Według Eugeniusza Gatnera zbyt niskie stopy procentowe były jedną z przyczyn inflacji

- Jedną z przyczyn inflacji były przymusowe oszczędności Polaków. Dzięki rządowym tarczom Polacy utrzymali miejsca pracy, otrzymywali wynagrodzenie i odłożyli ok. 120 mld złotych, które chcieli później jak najszybciej uruchomić - mówił prof. Eugeniusz Gatnar podczas EEC 2023.

Eugeniusz Gatnar był prelegentem panelu "Inflacja" podczas XV Europejskiego Kongresu Gospodarczego

- Byłem przy tym, kiedy presja inflacyjna się pojawiła - mówił członek Rady Polityki Pieniężnej w latach 2016-2022. - Nasza IV kadencja Rady była wyjątkową: mieliśmy płytką deflację, której Polacy nie odczuwali, potem była pandemia i skończyliśmy z inflacją bardzo wysoką. Moim zdaniem presja inflacyjna pojawiła się jeszcze przed pandemią i powstała na bazie popytowej spowodowanej dobrą sytuacją gospodarczą - ocenił prof. Gatnar.

Niskie stopy procentowe spowodowały popyt na kredyty hipoteczne

Przypomniał, że w lutym 2020 r. inflacja wynosiła 4,7 proc. - Pandemia stłumiła presję inflacyjną, ale po roku, w kwietniu 2021 r. inflacja znowu wyszła z przedziału odchyleń od celu, a więc powyżej 3,5 proc. i miała charakter czysto popytowy - mówił ekonomista.

- Mogliśmy jako Rada coś zrobić, ale większość Rady nie wierzyła - choć starałem się ich przekonać - w możliwość pojawienia się inflacji: uznała, że inflacji nie będzie, że będzie deflacja. Ale doświadczenia po wojnach światowych, I i II - a COVID był jakąś wojną - gdzie majątek produkcyjny nie został zniszczony, zginęli ludzie, ograniczono aktywność gospodarczą, wskazywały, że taka inflacja się pojawi - tłumaczył Eugeniusz Gatnar.

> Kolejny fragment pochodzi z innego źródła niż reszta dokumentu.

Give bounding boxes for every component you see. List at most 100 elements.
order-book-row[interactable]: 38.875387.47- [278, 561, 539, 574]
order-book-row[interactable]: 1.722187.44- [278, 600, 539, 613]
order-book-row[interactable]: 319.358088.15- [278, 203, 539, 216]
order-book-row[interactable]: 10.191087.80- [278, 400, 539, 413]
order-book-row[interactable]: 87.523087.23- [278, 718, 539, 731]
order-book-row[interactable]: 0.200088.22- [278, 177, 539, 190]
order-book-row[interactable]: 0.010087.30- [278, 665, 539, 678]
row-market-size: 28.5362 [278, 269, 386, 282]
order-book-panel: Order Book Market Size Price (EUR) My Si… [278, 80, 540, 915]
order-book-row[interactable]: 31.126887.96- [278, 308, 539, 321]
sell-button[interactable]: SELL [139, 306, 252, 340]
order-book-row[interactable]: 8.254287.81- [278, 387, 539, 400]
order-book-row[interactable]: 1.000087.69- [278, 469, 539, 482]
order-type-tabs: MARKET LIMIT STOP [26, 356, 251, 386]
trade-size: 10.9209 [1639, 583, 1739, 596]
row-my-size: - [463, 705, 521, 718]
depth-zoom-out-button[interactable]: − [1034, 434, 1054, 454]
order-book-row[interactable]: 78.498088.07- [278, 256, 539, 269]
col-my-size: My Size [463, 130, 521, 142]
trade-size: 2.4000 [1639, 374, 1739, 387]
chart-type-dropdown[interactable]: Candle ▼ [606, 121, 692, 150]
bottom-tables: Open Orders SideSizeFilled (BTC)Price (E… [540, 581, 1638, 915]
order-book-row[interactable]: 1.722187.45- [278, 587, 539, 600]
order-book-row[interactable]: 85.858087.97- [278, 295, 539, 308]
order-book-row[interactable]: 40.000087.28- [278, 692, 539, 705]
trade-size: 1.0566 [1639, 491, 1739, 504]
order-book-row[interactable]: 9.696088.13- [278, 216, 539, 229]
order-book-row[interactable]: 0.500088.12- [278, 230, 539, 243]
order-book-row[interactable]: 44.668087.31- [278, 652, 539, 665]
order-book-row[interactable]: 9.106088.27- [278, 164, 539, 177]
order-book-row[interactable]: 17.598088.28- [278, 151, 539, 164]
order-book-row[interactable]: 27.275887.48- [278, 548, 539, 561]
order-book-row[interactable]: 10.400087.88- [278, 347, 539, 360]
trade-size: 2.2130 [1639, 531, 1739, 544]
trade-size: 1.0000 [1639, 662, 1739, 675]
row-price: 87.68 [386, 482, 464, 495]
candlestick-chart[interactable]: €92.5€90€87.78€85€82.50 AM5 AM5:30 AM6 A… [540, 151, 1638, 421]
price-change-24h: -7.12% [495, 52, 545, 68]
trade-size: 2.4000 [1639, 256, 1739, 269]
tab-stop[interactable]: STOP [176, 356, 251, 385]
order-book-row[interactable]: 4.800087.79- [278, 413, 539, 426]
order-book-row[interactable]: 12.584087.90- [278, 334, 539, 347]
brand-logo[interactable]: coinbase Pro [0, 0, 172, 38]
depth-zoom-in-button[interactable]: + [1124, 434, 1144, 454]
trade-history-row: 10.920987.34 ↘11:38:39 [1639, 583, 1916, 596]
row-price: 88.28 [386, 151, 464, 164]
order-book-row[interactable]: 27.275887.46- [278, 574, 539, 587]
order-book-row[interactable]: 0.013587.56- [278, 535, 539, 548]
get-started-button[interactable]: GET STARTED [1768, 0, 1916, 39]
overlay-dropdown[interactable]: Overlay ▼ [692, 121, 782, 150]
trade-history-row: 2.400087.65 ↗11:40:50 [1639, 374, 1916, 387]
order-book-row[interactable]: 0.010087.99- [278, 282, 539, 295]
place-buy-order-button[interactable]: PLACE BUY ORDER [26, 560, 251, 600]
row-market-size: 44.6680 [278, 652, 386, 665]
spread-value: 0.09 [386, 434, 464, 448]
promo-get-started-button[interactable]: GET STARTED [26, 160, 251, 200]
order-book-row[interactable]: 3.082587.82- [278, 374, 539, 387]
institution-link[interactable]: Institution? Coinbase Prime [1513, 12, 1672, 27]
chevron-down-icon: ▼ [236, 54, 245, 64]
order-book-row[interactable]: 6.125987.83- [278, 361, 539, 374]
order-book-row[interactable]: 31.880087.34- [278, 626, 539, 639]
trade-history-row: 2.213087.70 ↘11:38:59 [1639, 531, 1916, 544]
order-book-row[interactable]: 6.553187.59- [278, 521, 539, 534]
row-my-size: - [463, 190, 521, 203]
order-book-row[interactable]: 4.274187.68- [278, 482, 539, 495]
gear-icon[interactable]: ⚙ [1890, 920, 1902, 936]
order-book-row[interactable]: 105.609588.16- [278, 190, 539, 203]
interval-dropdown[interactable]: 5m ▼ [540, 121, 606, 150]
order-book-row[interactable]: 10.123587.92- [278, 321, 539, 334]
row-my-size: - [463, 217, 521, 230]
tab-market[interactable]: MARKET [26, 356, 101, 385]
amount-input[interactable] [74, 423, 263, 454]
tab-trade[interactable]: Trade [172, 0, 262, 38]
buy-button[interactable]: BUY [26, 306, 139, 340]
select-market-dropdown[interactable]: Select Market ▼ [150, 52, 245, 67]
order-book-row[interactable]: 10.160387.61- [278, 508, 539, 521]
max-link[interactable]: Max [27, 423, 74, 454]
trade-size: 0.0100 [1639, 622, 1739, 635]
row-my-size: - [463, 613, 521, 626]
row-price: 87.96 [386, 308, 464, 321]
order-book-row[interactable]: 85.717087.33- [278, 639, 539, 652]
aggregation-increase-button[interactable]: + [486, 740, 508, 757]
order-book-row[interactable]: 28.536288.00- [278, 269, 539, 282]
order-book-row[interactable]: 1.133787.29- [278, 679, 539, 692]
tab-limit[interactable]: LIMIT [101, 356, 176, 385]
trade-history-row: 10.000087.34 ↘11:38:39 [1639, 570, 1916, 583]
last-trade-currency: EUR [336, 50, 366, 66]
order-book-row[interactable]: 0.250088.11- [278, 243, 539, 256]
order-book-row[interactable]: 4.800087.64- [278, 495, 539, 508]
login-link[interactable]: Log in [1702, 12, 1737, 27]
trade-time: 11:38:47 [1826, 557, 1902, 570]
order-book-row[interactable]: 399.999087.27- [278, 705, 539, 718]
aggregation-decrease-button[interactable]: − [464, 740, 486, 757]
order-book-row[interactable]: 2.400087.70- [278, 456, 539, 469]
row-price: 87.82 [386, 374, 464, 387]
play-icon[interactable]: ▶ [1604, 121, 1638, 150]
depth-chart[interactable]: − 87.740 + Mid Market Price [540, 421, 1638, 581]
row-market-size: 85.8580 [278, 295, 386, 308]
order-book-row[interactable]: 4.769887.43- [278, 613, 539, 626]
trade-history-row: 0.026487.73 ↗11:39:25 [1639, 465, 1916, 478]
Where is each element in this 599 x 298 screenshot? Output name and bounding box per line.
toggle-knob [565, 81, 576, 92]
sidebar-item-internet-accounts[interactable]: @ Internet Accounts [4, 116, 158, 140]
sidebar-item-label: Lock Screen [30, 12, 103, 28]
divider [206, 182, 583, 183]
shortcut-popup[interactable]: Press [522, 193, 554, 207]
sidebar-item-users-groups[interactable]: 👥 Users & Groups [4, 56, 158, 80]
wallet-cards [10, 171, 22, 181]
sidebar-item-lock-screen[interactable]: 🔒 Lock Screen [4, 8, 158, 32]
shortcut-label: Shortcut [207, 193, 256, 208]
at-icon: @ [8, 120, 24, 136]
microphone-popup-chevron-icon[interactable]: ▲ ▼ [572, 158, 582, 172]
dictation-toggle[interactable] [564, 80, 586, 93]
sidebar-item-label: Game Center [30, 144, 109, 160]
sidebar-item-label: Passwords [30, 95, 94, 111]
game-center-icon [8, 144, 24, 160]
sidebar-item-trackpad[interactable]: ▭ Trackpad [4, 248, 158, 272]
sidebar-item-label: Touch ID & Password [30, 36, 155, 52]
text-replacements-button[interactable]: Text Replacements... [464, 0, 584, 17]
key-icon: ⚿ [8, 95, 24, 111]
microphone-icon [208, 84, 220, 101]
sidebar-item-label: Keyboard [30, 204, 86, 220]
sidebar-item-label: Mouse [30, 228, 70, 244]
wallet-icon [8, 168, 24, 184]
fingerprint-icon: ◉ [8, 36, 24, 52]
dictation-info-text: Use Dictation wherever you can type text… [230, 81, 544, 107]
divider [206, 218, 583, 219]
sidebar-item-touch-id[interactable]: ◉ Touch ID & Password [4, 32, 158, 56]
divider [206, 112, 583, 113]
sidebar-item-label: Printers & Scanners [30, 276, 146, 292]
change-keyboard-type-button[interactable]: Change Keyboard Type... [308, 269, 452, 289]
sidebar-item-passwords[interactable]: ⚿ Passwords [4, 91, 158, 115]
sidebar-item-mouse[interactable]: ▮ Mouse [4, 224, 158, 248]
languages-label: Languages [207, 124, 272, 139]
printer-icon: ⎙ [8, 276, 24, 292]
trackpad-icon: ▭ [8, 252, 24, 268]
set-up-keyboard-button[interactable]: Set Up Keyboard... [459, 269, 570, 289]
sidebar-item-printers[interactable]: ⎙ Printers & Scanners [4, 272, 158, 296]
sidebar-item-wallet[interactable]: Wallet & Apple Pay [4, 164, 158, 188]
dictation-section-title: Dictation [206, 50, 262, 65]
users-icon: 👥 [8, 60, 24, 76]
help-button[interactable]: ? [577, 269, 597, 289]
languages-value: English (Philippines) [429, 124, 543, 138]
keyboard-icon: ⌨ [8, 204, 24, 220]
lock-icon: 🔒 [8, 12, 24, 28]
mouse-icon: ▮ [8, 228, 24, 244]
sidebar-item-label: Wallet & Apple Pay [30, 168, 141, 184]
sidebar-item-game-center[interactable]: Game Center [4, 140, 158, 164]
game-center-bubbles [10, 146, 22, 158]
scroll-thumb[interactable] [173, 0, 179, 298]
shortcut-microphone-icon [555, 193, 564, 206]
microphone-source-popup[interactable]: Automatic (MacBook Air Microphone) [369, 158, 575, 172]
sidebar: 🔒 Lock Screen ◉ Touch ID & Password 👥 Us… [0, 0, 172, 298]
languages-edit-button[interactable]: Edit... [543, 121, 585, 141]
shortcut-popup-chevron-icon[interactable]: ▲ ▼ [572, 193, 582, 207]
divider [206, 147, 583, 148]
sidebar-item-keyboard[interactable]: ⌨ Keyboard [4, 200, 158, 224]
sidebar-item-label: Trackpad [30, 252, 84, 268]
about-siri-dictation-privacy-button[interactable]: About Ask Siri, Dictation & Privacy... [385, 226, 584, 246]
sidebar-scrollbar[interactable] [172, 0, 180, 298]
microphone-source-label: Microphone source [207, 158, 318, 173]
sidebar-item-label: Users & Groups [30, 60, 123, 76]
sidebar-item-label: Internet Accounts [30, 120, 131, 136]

Były doradca prezesa Narodowego Banku Polskiego wskazał trzy przyczyny inflacji: zbyt niskie stopy procentowe, 120 mld zł oszczędności, jakie odłożyli, a następnie wydawali Polacy oraz bagatelizowanie inflacji przez członków ówczesnej Rady Polityki Pieniężnej.

Stopy procentowe na poziomie 0,1 proc. były nieadekwatne do wewnętrznej presji inflacyjnej, a w tym czasie Czesi mieli stopy na poziomie 0,5 proc., a Węgrzy - 0,6 proc. - W naszym regionie inflacja zawsze była wyższa, ale większość przegłosowała 0,1 proc. - mówił były członek RPP. - Zbyt niskie stopy spowodowały, że popyt rósł, ale rósł też popyt na kredyty hipoteczne, czym się to skończyło, to wiemy - dodał.

Podniesienie stóp procentowych mogło ograniczyć impet inflacji

- Dzięki rządowym tarczom Polacy utrzymali miejsca pracy, otrzymywali wynagrodzenie i odłożyli ok. 120 mld. złotych, które chcieli później jak najszybciej uruchomić - analizował kolejną przyczynę inflacji Eugeniusz Gatnar.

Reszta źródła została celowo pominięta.